When assessing an infant with café-au-lait spots, the disease that should be ruled out is neurofibromatosis. Café-au-lait spots are typically light brown skin patches, and their presence is a common sign of neurofibromatosis, a genetic disorder that may affect skin pigmentation and cause growth of benign tumors along nerves. It is essential not to confuse these spots with similar skin conditions like vitiligo or albinism, which involve melanin disorders but do not predispose individuals to the same health complications as neurofibromatosis.

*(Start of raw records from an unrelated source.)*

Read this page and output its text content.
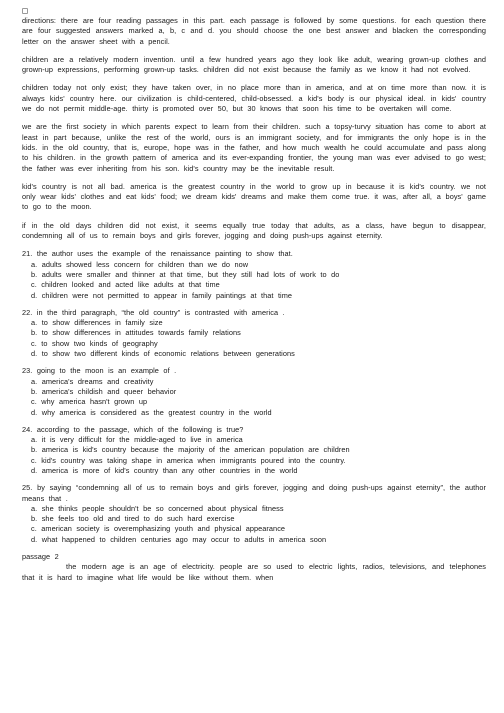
directions: there are four reading passages in this part. each passage is followed by some questions. for each question there are four suggested answers marked a, b, c and d. you should choose the one best answer and blacken the corresponding letter on the answer sheet with a pencil.

children are a relatively modern invention. until a few hundred years ago they look like adult, wearing grown-up clothes and grown-up expressions, performing grown-up tasks. children did not exist because the family as we know it had not evolved.

children today not only exist; they have taken over, in no place more than in america, and at on time more than now. it is always kids' country here. our civilization is child-centered, child-obsessed. a kid's body is our physical ideal. in kids' country we do not permit middle-age. thirty is promoted over 50, but 30 knows that soon his time to be overtaken will come.

we are the first society in which parents expect to learn from their children. such a topsy-turvy situation has come to abort at least in part because, unlike the rest of the world, ours is an immigrant society, and for immigrants the only hope is in the kids. in the old country, that is, europe, hope was in the father, and how much wealth he could accumulate and pass along to his children. in the growth pattern of america and its ever-expanding frontier, the young man was ever advised to go west; the father was ever inheriting from his son. kid's country may be the inevitable result.

kid's country is not all bad. america is the greatest country in the world to grow up in because it is kid's country. we not only wear kids' clothes and eat kids' food; we dream kids' dreams and make them come true. it was, after all, a boys' game to go to the moon.

if in the old days children did not exist, it seems equally true today that adults, as a class, have begun to disappear, condemning all of us to remain boys and girls forever, jogging and doing push-ups against eternity.

21. the author uses the example of the renaissance painting to show that.
a. adults showed less concern for children than we do now
b. adults were smaller and thinner at that time, but they still had lots of work to do
c. children looked and acted like adults at that time
d. children were not permitted to appear in family paintings at that time
22. in the third paragraph, “the old country” is contrasted with america .
a. to show differences in family size
b. to show differences in attitudes towards family relations
c. to show two kinds of geography
d. to show two different kinds of economic relations between generations
23. going to the moon is an example of .
a. america's dreams and creativity
b. america's childish and queer behavior
c. why america hasn't grown up
d. why america is considered as the greatest country in the world
24. according to the passage, which of the following is true?
a. it is very difficult for the middle-aged to live in america
b. america is kid's country because the majority of the american population are children
c. kid's country was taking shape in america when immigrants poured into the country.
d. america is more of kid's country than any other countries in the world
25. by saying “condemning all of us to remain boys and girls forever, jogging and doing push-ups against eternity”, the author means that .
a. she thinks people shouldn't be so concerned about physical fitness
b. she feels too old and tired to do such hard exercise
c. american society is overemphasizing youth and physical appearance
d. what happened to children centuries ago may occur to adults in america soon
passage 2

the modern age is an age of electricity. people are so used to electric lights, radios, televisions, and telephones that it is hard to imagine what life would be like without them. when
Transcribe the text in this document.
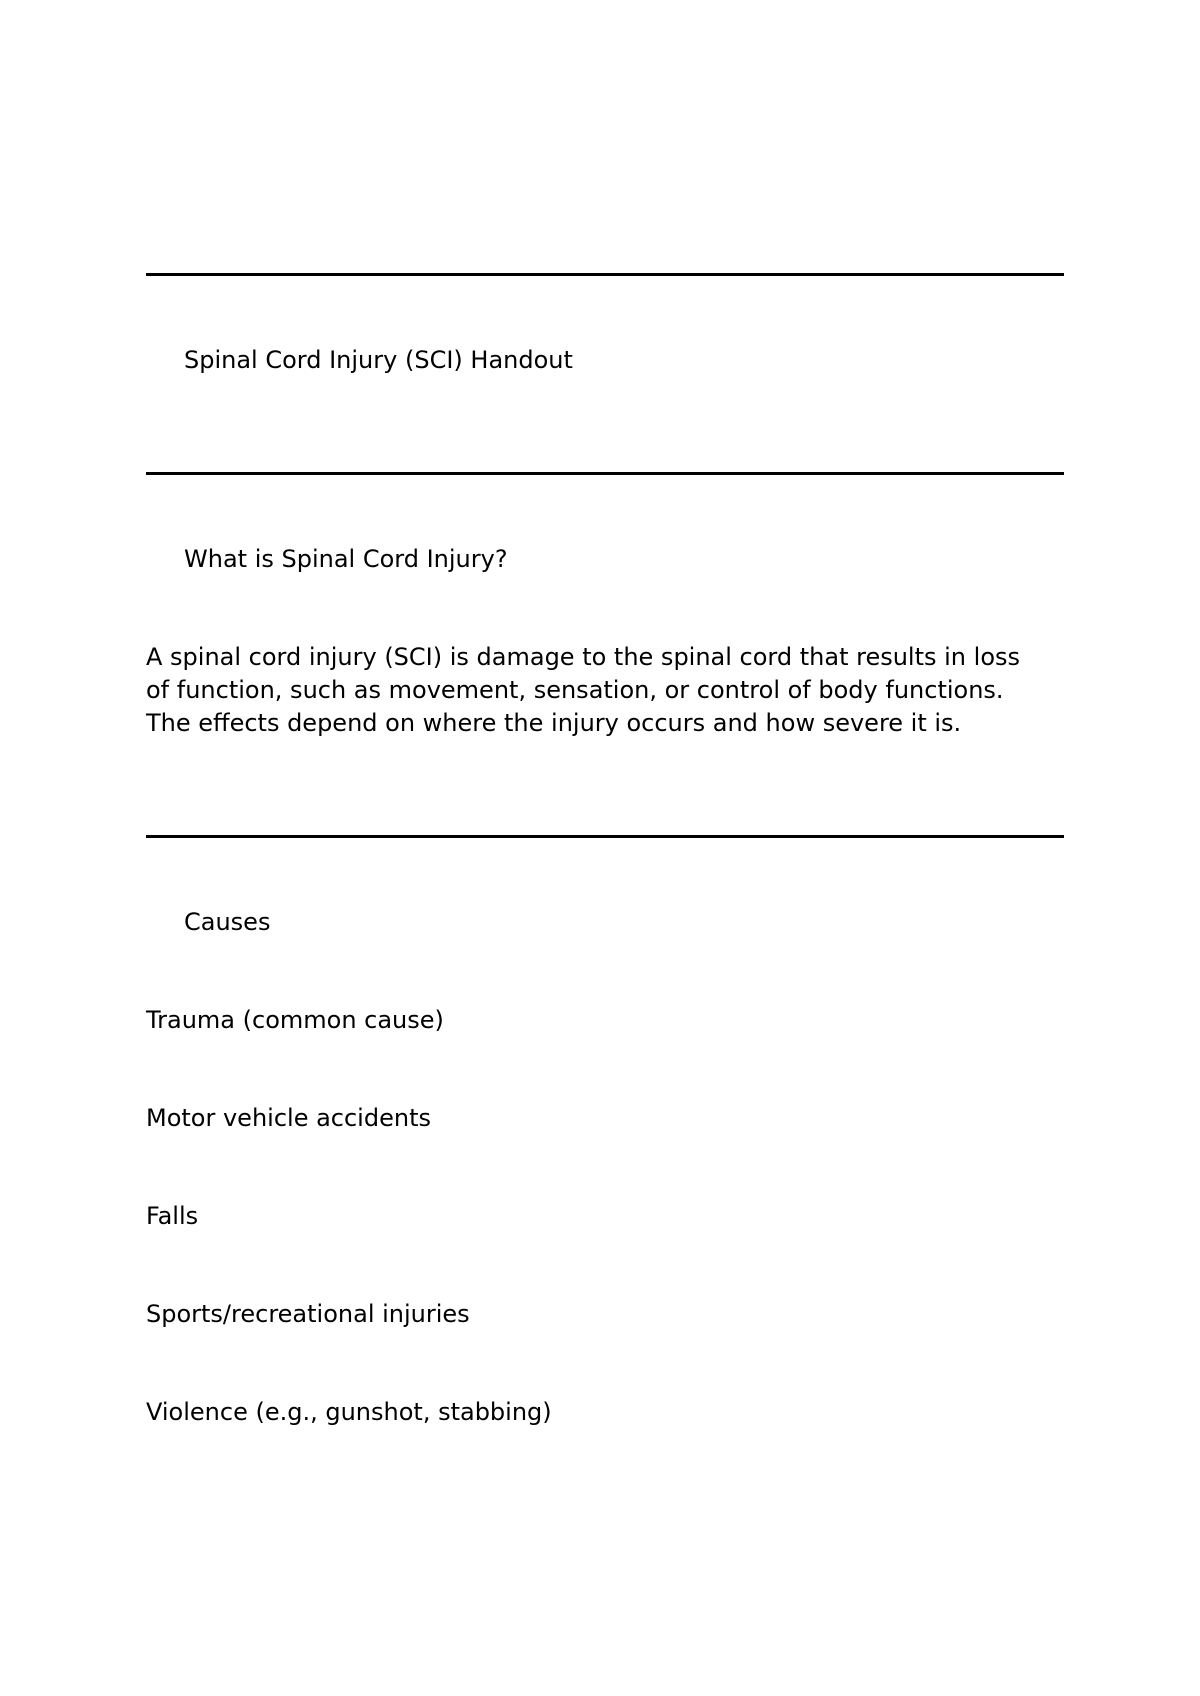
Spinal Cord Injury (SCI) Handout
What is Spinal Cord Injury?

A spinal cord injury (SCI) is damage to the spinal cord that results in loss

of function, such as movement, sensation, or control of body functions.

The effects depend on where the injury occurs and how severe it is.

Causes
Trauma (common cause)
Motor vehicle accidents
Falls
Sports/recreational injuries
Violence (e.g., gunshot, stabbing)
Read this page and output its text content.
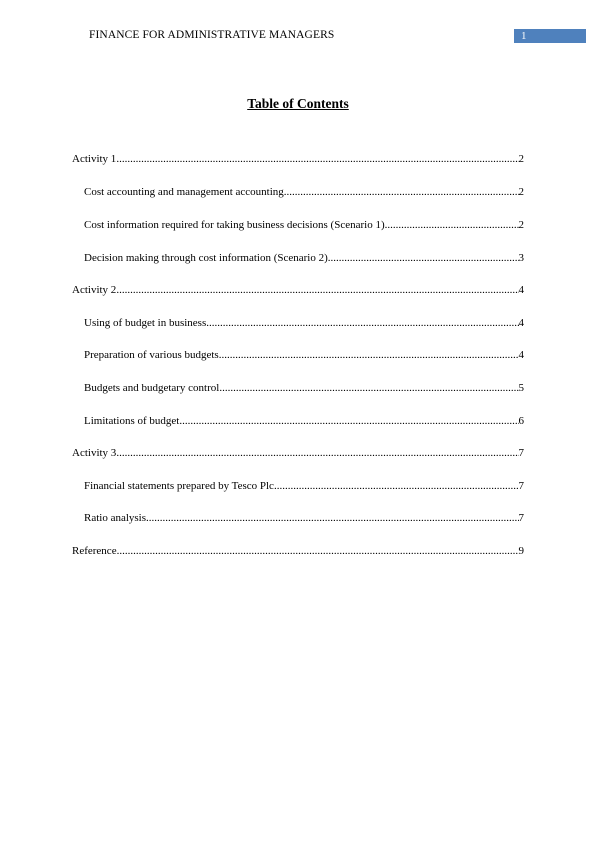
FINANCE FOR ADMINISTRATIVE MANAGERS	1
Table of Contents
Activity 1 .....	2
Cost accounting and management accounting .....	2
Cost information required for taking business decisions (Scenario 1) .....	2
Decision making through cost information (Scenario 2) .....	3
Activity 2 .....	4
Using of budget in business .....	4
Preparation of various budgets .....	4
Budgets and budgetary control .....	5
Limitations of budget .....	6
Activity 3 .....	7
Financial statements prepared by Tesco Plc .....	7
Ratio analysis .....	7
Reference .....	9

Albinism is a genetic condition causing a complete or partial lack of melanin pigment in the skin, hair, and eyes, leading to very pale skin and increased sensitivity to UV radiation. On the other hand, vitiligo is characterized by patches of skin losing melanin. Other skin disorders, like psoriasis or atopic dermatitis, do not typically present through café-au-lait spots but may involve other symptoms such as redness and itching.
So, amongst the options provided, neurofibromatosis is the condition most commonly associated with café-au-lait spots and should be considered in the differential diagnosis of a patient presenting with these markings.